Pilier de la gastronomie française, le roux est une préparation aussi simple dans sa composition que complexe dans ses applications. Ce mélange de matière grasse et de farine, cuit plus ou moins longtemps, est la pierre angulaire de nombreuses sauces qui ont fait la renommée de la cuisine hexagonale. Pourtant, derrière ce terme unique se cachent trois réalités bien distinctes : le roux blanc, le roux blond et le roux brun. Chacun possède une couleur, une saveur et une fonction qui lui sont propres, transformant radicalement la texture et le goût d’un plat. Comprendre ces nuances est essentiel pour quiconque souhaite maîtriser l’art des sauces et des plats mijotés.
Qu’est-ce qu’un roux en cuisine ?
Définition et composition
Le roux est un agent de liaison et d’épaississement obtenu par la cuisson d’un mélange, généralement à parts égales, de farine et de matière grasse. Le beurre clarifié est souvent privilégié pour sa capacité à supporter des cuissons prolongées sans brûler, mais l’huile, la graisse de canard ou le saindoux peuvent également être utilisés. La farine, quant à elle, perd son goût cru au contact de la chaleur et développe des arômes de noisette plus ou moins prononcés selon la durée de la cuisson. C’est cette réaction, connue sous le nom de réaction de Maillard, qui donne au roux sa couleur et sa complexité aromatique.
Rôle du roux dans la gastronomie
La fonction première du roux est d’épaissir un liquide, comme du lait, un bouillon ou un fond de veau. L’amidon contenu dans la farine, une fois chauffé puis hydraté, gonfle et forme un empois qui donne du corps et une consistance nappante à la préparation. Historiquement, le roux est la base des grandes sauces mères de la cuisine française codifiées par Auguste Escoffier. Bien que des techniques plus modernes et plus légères, comme l’utilisation de fécules ou de purées de légumes, aient vu le jour avec la Nouvelle Cuisine, le roux demeure une technique fondamentale et irremplaçable pour obtenir l’onctuosité et la profondeur de goût caractéristiques de plats emblématiques.

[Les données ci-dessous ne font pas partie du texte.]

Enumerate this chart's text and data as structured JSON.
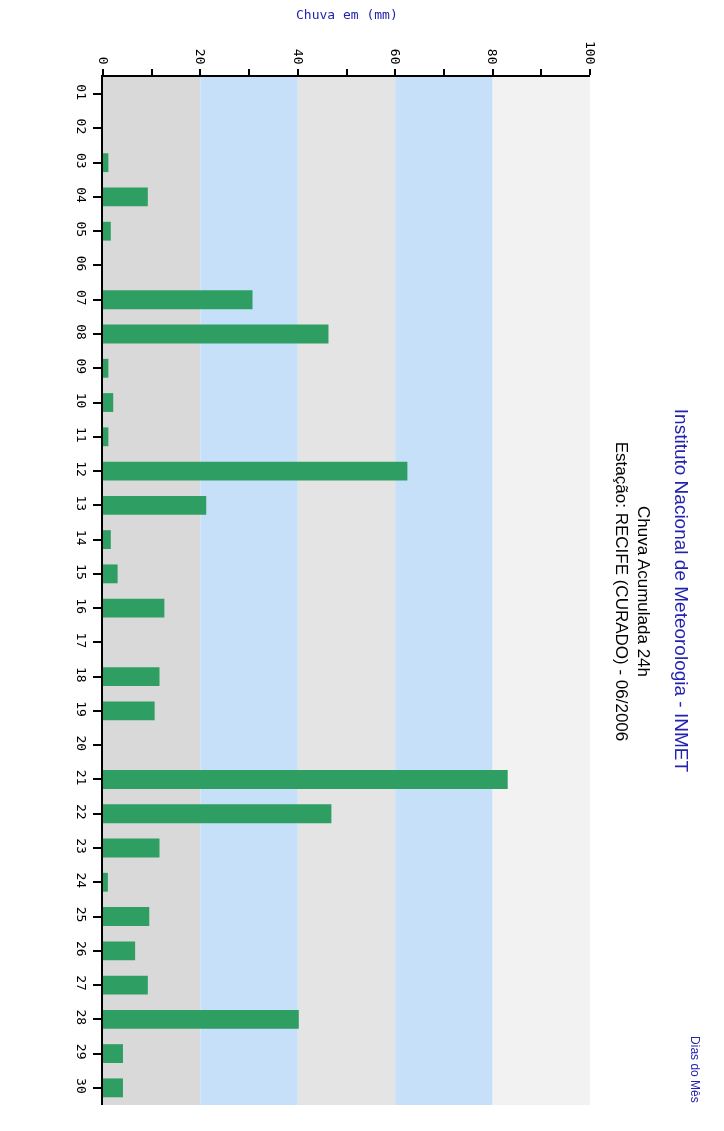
{
  "chart_data": {
    "type": "bar",
    "orientation": "horizontal",
    "title": "Instituto Nacional de Meteorologia - INMET",
    "subtitle": "Chuva Acumulada 24h\nEstação: RECIFE (CURADO) - 06/2006",
    "xlabel": "Chuva em (mm)",
    "annotations": [
      "Dias do Mês"
    ],
    "categories": [
      "01",
      "02",
      "03",
      "04",
      "05",
      "06",
      "07",
      "08",
      "09",
      "10",
      "11",
      "12",
      "13",
      "14",
      "15",
      "16",
      "17",
      "18",
      "19",
      "20",
      "21",
      "22",
      "23",
      "24",
      "25",
      "26",
      "27",
      "28",
      "29",
      "30"
    ],
    "values": [
      0,
      0,
      1.1,
      9.2,
      1.6,
      0,
      30.7,
      46.3,
      1.1,
      2.1,
      1.1,
      62.5,
      21.2,
      1.6,
      3.0,
      12.6,
      0,
      11.6,
      10.6,
      0,
      83.1,
      46.9,
      11.6,
      1.0,
      9.5,
      6.6,
      9.2,
      40.2,
      4.1,
      4.1
    ],
    "color": "#2e9e62",
    "xlim": [
      0,
      100
    ],
    "xticks": [
      0,
      {
        "value": 10,
        "label": null
      },
      20,
      {
        "value": 30,
        "label": null
      },
      40,
      {
        "value": 50,
        "label": null
      },
      60,
      {
        "value": 70,
        "label": null
      },
      80,
      {
        "value": 90,
        "label": null
      },
      100
    ],
    "bands": [
      {
        "axis": "x",
        "from": 0,
        "to": 20,
        "color": "#d9d9d9"
      },
      {
        "axis": "x",
        "from": 20,
        "to": 40,
        "color": "#c6e0fa"
      },
      {
        "axis": "x",
        "from": 40,
        "to": 60,
        "color": "#e4e4e4"
      },
      {
        "axis": "x",
        "from": 60,
        "to": 80,
        "color": "#c6e0fa"
      },
      {
        "axis": "x",
        "from": 80,
        "to": 100,
        "color": "#f2f2f2"
      }
    ],
    "grid": false,
    "legend": false
  }
}
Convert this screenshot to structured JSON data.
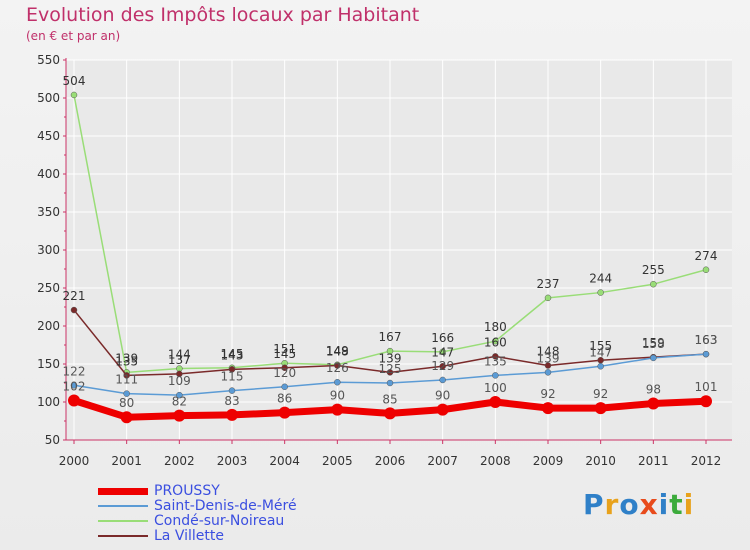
{
  "page": {
    "title": "Evolution des Impôts locaux par Habitant",
    "subtitle": "(en € et par an)"
  },
  "logo": {
    "text": "Proxiti",
    "colors": [
      "#2f80c8",
      "#e8a21c",
      "#2f80c8",
      "#e84b1c",
      "#2f80c8",
      "#3cab3c",
      "#e8a21c"
    ]
  },
  "colors": {
    "title": "#c0306a",
    "axis": "#cc3366",
    "grid": "#ffffff"
  },
  "chart_data": {
    "type": "line",
    "title": "Evolution des Impôts locaux par Habitant",
    "subtitle": "(en € et par an)",
    "xlabel": "",
    "ylabel": "",
    "x": [
      "2000",
      "2001",
      "2002",
      "2003",
      "2004",
      "2005",
      "2006",
      "2007",
      "2008",
      "2009",
      "2010",
      "2011",
      "2012"
    ],
    "yticks": [
      50,
      100,
      150,
      200,
      250,
      300,
      350,
      400,
      450,
      500,
      550
    ],
    "ylim": [
      50,
      550
    ],
    "grid": true,
    "legend": "bottom-left",
    "series": [
      {
        "name": "PROUSSY",
        "color": "#ee0000",
        "label_color": "#555555",
        "width": 7,
        "values": [
          102,
          80,
          82,
          83,
          86,
          90,
          85,
          90,
          100,
          92,
          92,
          98,
          101
        ]
      },
      {
        "name": "Saint-Denis-de-Méré",
        "color": "#5b9bd5",
        "label_color": "#555555",
        "width": 1.5,
        "values": [
          122,
          111,
          109,
          115,
          120,
          126,
          125,
          129,
          135,
          139,
          147,
          158,
          163
        ]
      },
      {
        "name": "Condé-sur-Noireau",
        "color": "#99dd77",
        "label_color": "#333333",
        "width": 1.5,
        "values": [
          504,
          139,
          144,
          145,
          151,
          149,
          167,
          166,
          180,
          237,
          244,
          255,
          274
        ]
      },
      {
        "name": "La Villette",
        "color": "#7a2a2a",
        "label_color": "#333333",
        "width": 1.5,
        "values": [
          221,
          135,
          137,
          143,
          145,
          148,
          139,
          147,
          160,
          148,
          155,
          159,
          163
        ]
      }
    ]
  }
}
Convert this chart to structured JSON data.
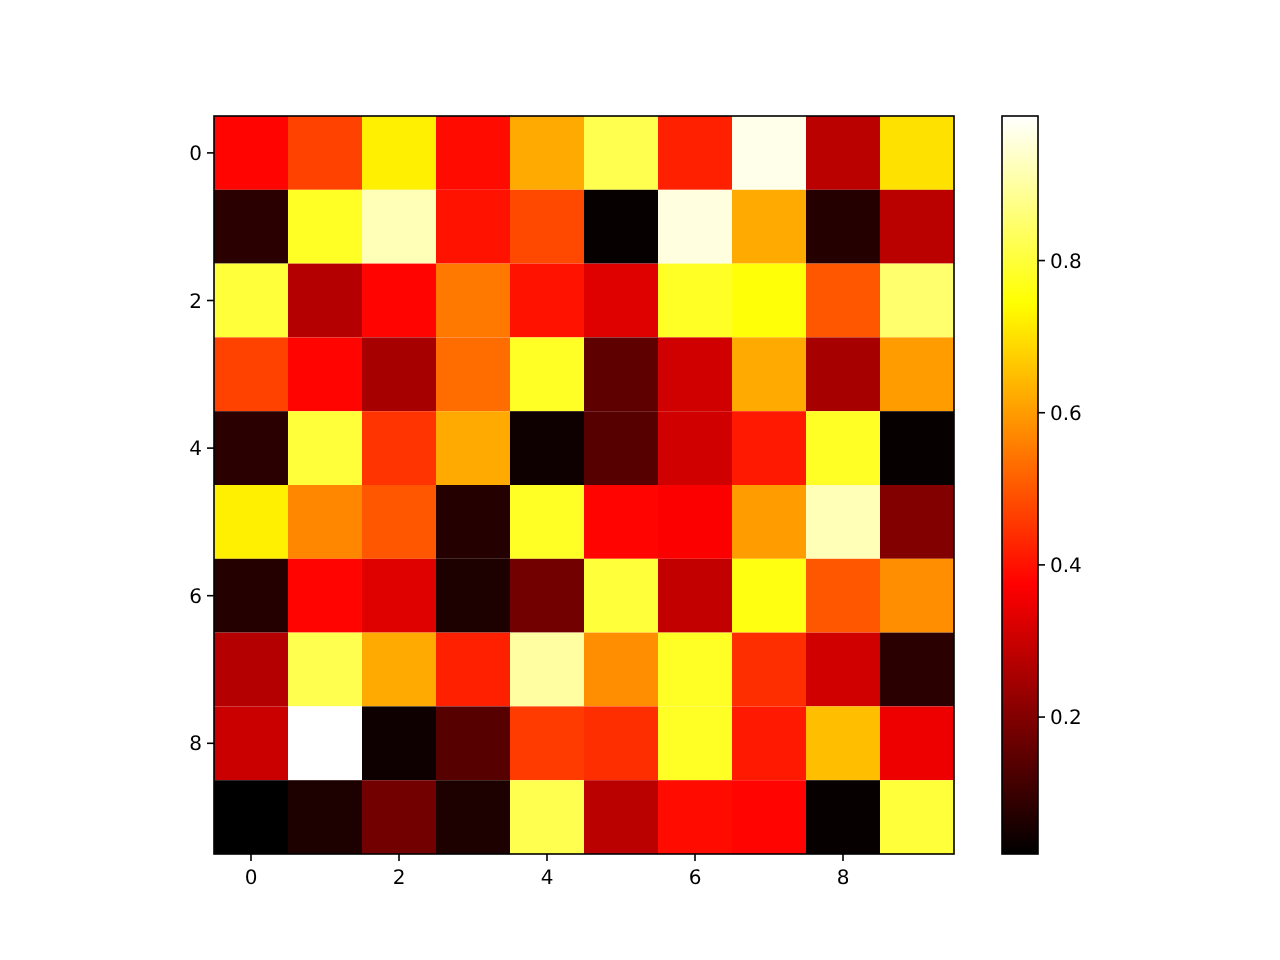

Au-delà de sa fonction de liant, la coloration du roux joue un rôle crucial dans le profil aromatique final du plat. C’est ce qui nous amène à distinguer ses différentes déclinaisons.
Les différents types de roux : blanc, blond, brun
Le roux blanc
Le roux blanc est celui qui subit la cuisson la plus courte, de deux à trois minutes seulement. Le mélange doit à peine colorer et conserver une teinte ivoire. Son goût reste très neutre, proche de celui de la farine cuite, ce qui en fait le candidat idéal pour les sauces claires où l’on ne souhaite pas altérer la saveur des autres ingrédients. Son pouvoir épaississant est maximal car l’amidon est très peu dégradé. Il est la base incontournable de la sauce béchamel, utilisée dans les gratins, les lasagnes ou les croque-monsieur, ainsi que de certains veloutés à base de bouillon de volaille ou de poisson.
Le roux blond
Pour obtenir un roux blond, la cuisson est prolongée jusqu’à ce que le mélange prenne une belle couleur dorée, rappelant celle du sable. Cette étape supplémentaire, qui dure environ cinq à six minutes, permet de développer des arômes subtils de noisette. Son pouvoir liant est légèrement inférieur à celui du roux blanc, car la chaleur commence à décomposer les chaînes d’amidon. On l’utilise principalement pour lier des veloutés à base de fonds clairs (veau, volaille) ou pour réaliser la sauce allemande. Il apporte une rondeur et une complexité discrète qui enrichissent la préparation sans la dominer.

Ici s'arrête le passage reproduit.